The Reichsführer SS clearly foresaw cases of attempted suicide by persons under suspicion. The SS leader therefore not only permitted but even ordered the prisoners to be tied hand and foot or shackled in chains. I submit to the Tribunal, as Exhibit Number USSR-298 (Document Number USSR-298), a photostat of a directive of the Chief of the German Police, Number 202/43, of 1 June 1943. The document is certified by the Extraordinary State Commission, and I quote the text of the document. The document is dated 1 June 1943. I quote only the text:

“Subject: Prevention of Escape during Interrogations.

“In order to prevent escape during interrogations in all cases where, owing to circumstances or the importance of the prisoner, there exists an increased possibility of escape or of an attempt to commit suicide, I order the hands and feet of the arrested person to be bound in such a way that escape is impossible. Rings and chains should be used if available.”

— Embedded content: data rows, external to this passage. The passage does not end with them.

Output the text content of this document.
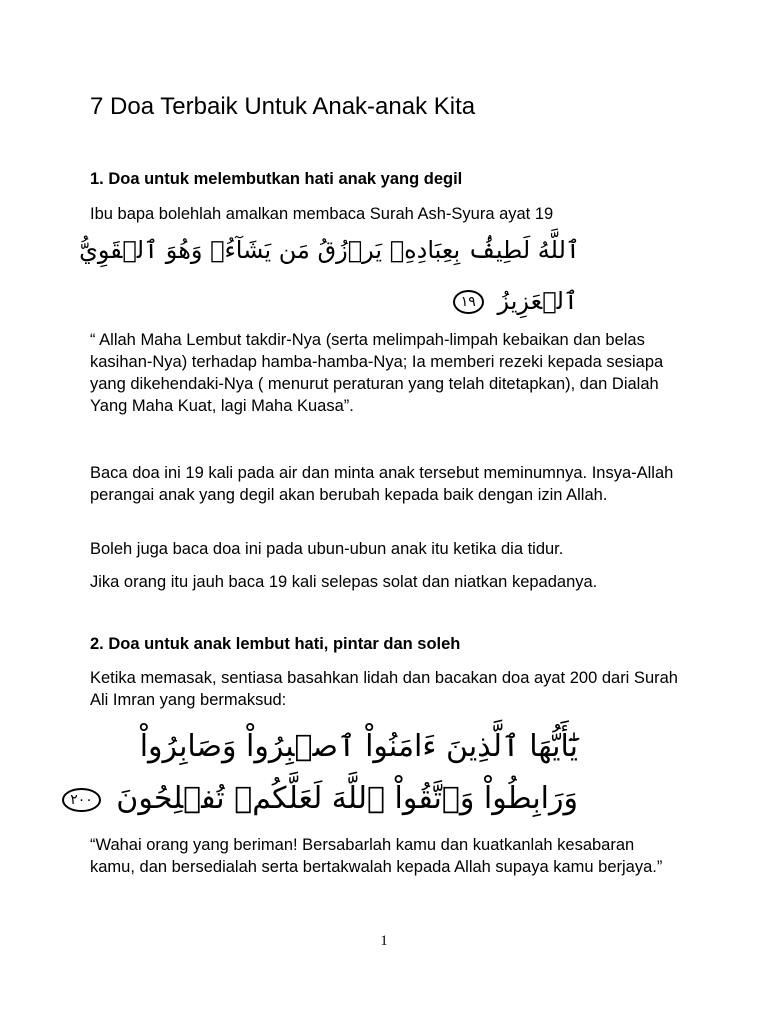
7 Doa Terbaik Untuk Anak-anak Kita

1. Doa untuk melembutkan hati anak yang degil

Ibu bapa bolehlah amalkan membaca Surah Ash-Syura ayat 19

ٱللَّهُ لَطِيفُۢ بِعِبَادِهِۦ يَرۡزُقُ مَن يَشَآءُۖ وَهُوَ ٱلۡقَوِيُّ
ٱلۡعَزِيزُ ١٩

“ Allah Maha Lembut takdir-Nya (serta melimpah-limpah kebaikan dan belas kasihan-Nya) terhadap hamba-hamba-Nya; Ia memberi rezeki kepada sesiapa yang dikehendaki-Nya ( menurut peraturan yang telah ditetapkan), dan Dialah Yang Maha Kuat, lagi Maha Kuasa”.

Baca doa ini 19 kali pada air dan minta anak tersebut meminumnya. Insya-Allah perangai anak yang degil akan berubah kepada baik dengan izin Allah.

Boleh juga baca doa ini pada ubun-ubun anak itu ketika dia tidur.

Jika orang itu jauh baca 19 kali selepas solat dan niatkan kepadanya.

2. Doa untuk anak lembut hati, pintar dan soleh

Ketika memasak, sentiasa basahkan lidah dan bacakan doa ayat 200 dari Surah Ali Imran yang bermaksud:

يَٰٓأَيُّهَا ٱلَّذِينَ ءَامَنُواْ ٱصۡبِرُواْ وَصَابِرُواْ
وَرَابِطُواْ وَٱتَّقُواْ ٱللَّهَ لَعَلَّكُمۡ تُفۡلِحُونَ ٢٠٠

“Wahai orang yang beriman! Bersabarlah kamu dan kuatkanlah kesabaran kamu, dan bersedialah serta bertakwalah kepada Allah supaya kamu berjaya.”

1
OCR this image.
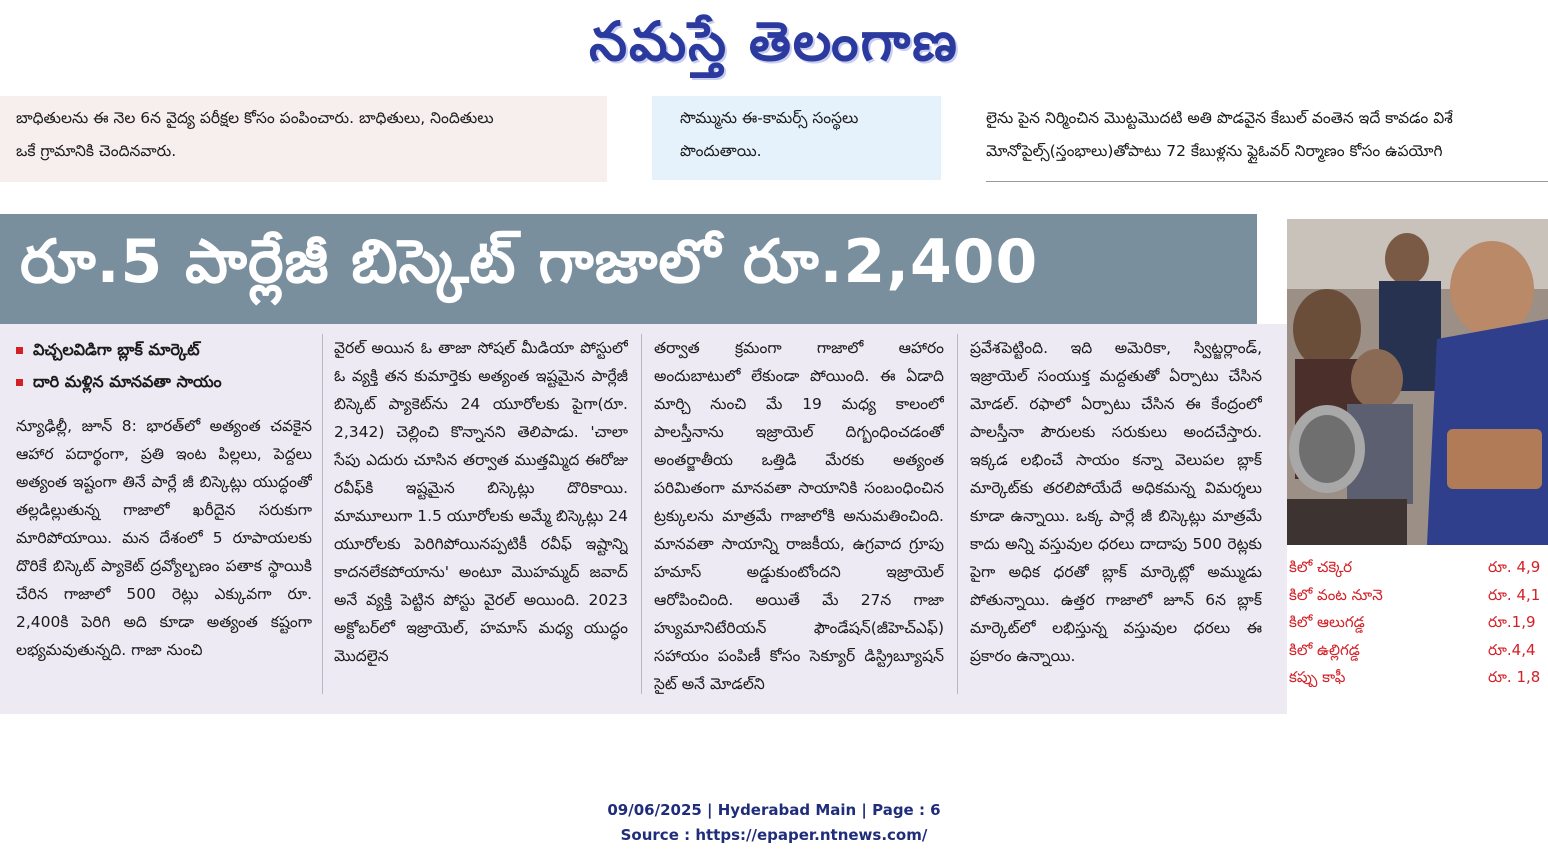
నమస్తే తెలంగాణ

బాధితులను ఈ నెల 6న వైద్య పరీక్షల కోసం పంపించారు. బాధితులు, నిందితులు

ఒకే గ్రామానికి చెందినవారు.

సొమ్మును ఈ-కామర్స్ సంస్థలు

పొందుతాయి.

లైను పైన నిర్మించిన మొట్టమొదటి అతి పొడవైన కేబుల్ వంతెన ఇదే కావడం విశే

మోనోపైల్స్(స్తంభాలు)తోపాటు 72 కేబుళ్లను ఫ్లైఓవర్ నిర్మాణం కోసం ఉపయోగి

రూ.5 పార్లేజీ బిస్కెట్ గాజాలో రూ.2,400
విచ్చలవిడిగా బ్లాక్ మార్కెట్
దారి మళ్లిన మానవతా సాయం

న్యూఢిల్లీ, జూన్ 8: భారత్‌లో అత్యంత చవకైన ఆహార పదార్థంగా, ప్రతి ఇంట పిల్లలు, పెద్దలు అత్యంత ఇష్టంగా తినే పార్లే జీ బిస్కెట్లు యుద్ధంతో తల్లడిల్లుతున్న గాజాలో ఖరీదైన సరుకుగా మారిపోయాయి. మన దేశంలో 5 రూపాయలకు దొరికే బిస్కెట్ ప్యాకెట్ ద్రవ్యోల్బణం పతాక స్థాయికి చేరిన గాజాలో 500 రెట్లు ఎక్కువగా రూ. 2,400కి పెరిగి అది కూడా అత్యంత కష్టంగా లభ్యమవుతున్నది. గాజా నుంచి

వైరల్ అయిన ఓ తాజా సోషల్ మీడియా పోస్టులో ఓ వ్యక్తి తన కుమార్తెకు అత్యంత ఇష్టమైన పార్లేజీ బిస్కెట్ ప్యాకెట్‌ను 24 యూరోలకు పైగా(రూ. 2,342) చెల్లించి కొన్నానని తెలిపాడు. 'చాలా సేపు ఎదురు చూసిన తర్వాత ముత్తమ్మిద ఈరోజు రవీఫ్‌కి ఇష్టమైన బిస్కెట్లు దొరికాయి. మామూలుగా 1.5 యూరోలకు అమ్మే బిస్కెట్లు 24 యూరోలకు పెరిగిపోయినప్పటికీ రవీఫ్ ఇష్టాన్ని కాదనలేకపోయాను' అంటూ మొహమ్మద్ జవాద్ అనే వ్యక్తి పెట్టిన పోస్టు వైరల్ అయింది. 2023 అక్టోబర్‌లో ఇజ్రాయెల్, హమాస్ మధ్య యుద్ధం మొదలైన

తర్వాత క్రమంగా గాజాలో ఆహారం అందుబాటులో లేకుండా పోయింది. ఈ ఏడాది మార్చి నుంచి మే 19 మధ్య కాలంలో పాలస్తీనాను ఇజ్రాయెల్ దిగ్బంధించడంతో అంతర్జాతీయ ఒత్తిడి మేరకు అత్యంత పరిమితంగా మానవతా సాయానికి సంబంధించిన ట్రక్కులను మాత్రమే గాజాలోకి అనుమతించింది. మానవతా సాయాన్ని రాజకీయ, ఉగ్రవాద గ్రూపు హమాస్ అడ్డుకుంటోందని ఇజ్రాయెల్ ఆరోపించింది. అయితే మే 27న గాజా హ్యుమానిటేరియన్ ఫౌండేషన్(జీహెచ్‌ఎఫ్) సహాయం పంపిణీ కోసం సెక్యూర్ డిస్ట్రిబ్యూషన్ సైట్ అనే మోడల్‌ని

ప్రవేశపెట్టింది. ఇది అమెరికా, స్విట్జర్లాండ్, ఇజ్రాయెల్ సంయుక్త మద్దతుతో ఏర్పాటు చేసిన మోడల్. రఫాలో ఏర్పాటు చేసిన ఈ కేంద్రంలో పాలస్తీనా పౌరులకు సరుకులు అందచేస్తారు. ఇక్కడ లభించే సాయం కన్నా వెలుపల బ్లాక్ మార్కెట్‌కు తరలిపోయేదే అధికమన్న విమర్శలు కూడా ఉన్నాయి. ఒక్క పార్లే జీ బిస్కెట్లు మాత్రమే కాదు అన్ని వస్తువుల ధరలు దాదాపు 500 రెట్లకు పైగా అధిక ధరతో బ్లాక్ మార్కెట్లో అమ్ముడు పోతున్నాయి. ఉత్తర గాజాలో జూన్ 6న బ్లాక్ మార్కెట్‌లో లభిస్తున్న వస్తువుల ధరలు ఈ ప్రకారం ఉన్నాయి.

కిలో చక్కెర	రూ. 4,9
కిలో వంట నూనె	రూ. 4,1
కిలో ఆలుగడ్డ	రూ.1,9
కిలో ఉల్లిగడ్డ	రూ.4,4
కప్పు కాఫీ	రూ. 1,8
09/06/2025 | Hyderabad Main | Page : 6
Source : https://epaper.ntnews.com/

I have not submitted the official directives of the German central police authorities to the Tribunal merely to prove that the German officials provided for the application of torture and torment during interrogations. This fact is well known and calls for no special evidence. But I am submitting a document, in the possession of the Soviet Prosecution, which will show how far tortures to which arrested persons were subjected in the police cells exceeded even the instructions issued by the criminals and the officially sanctioned forms of torture.

I submit to the Tribunal Exhibit Number USSR-1 (Document Number USSR-1), which is a report of the Extraordinary State Commission on the crimes of the German fascist aggressors in the region of Stavropol. The investigation of these crimes was conducted under the leadership of the eminent academician and Russian author, the late Alexei Nikolaievitch Tolstoy. The Tribunal will find this document on Page 272 of the document book. I begin my quotation from the first paragraph. Academician A. N. Tolstoy, as the Tribunal will doubtless remember, was a member of the Extraordinary State Commission. I begin the quotation:

“Tortures and torments, exceptional in their cruelty, were applied to the Soviet citizens on the premises of the Gestapo. Thus, for instance, Citizen Phillip Akimovitch Kovalchuk, born in 1891 and an inhabitant of the town of Pyatigorsk, was arrested on 27 October 1942 in his own apartment, beaten unconscious, taken to the Gestapo, and thrown into one of the cells. Twenty-four hours later the Gestapo began to torture him; he was interrogated and beaten at night only. For the interrogation he was put in a separate torture chamber equipped with special devices for torture, such as chains with handcuffs for shackling both hands and feet. These chains were fastened to the cement floor of the chamber. To begin with, the prisoners were stripped to the skin and laid on the floor. Then their hands and feet were shackled. Citizen Kovalchuk was subjected to this form of torture. When in chains, he was completely unable to move. He lay on his stomach and in this position was lashed with rubber truncheons for 16 days.

“Apart from these inhuman forms of torture, the Gestapo also resorted to the following: A wide board was placed on the back of the shackled prisoner, and blows were struck on this board with heavy dumbbells. As a result of these blows, the prisoner bled from the nose, mouth, and ears and lost consciousness.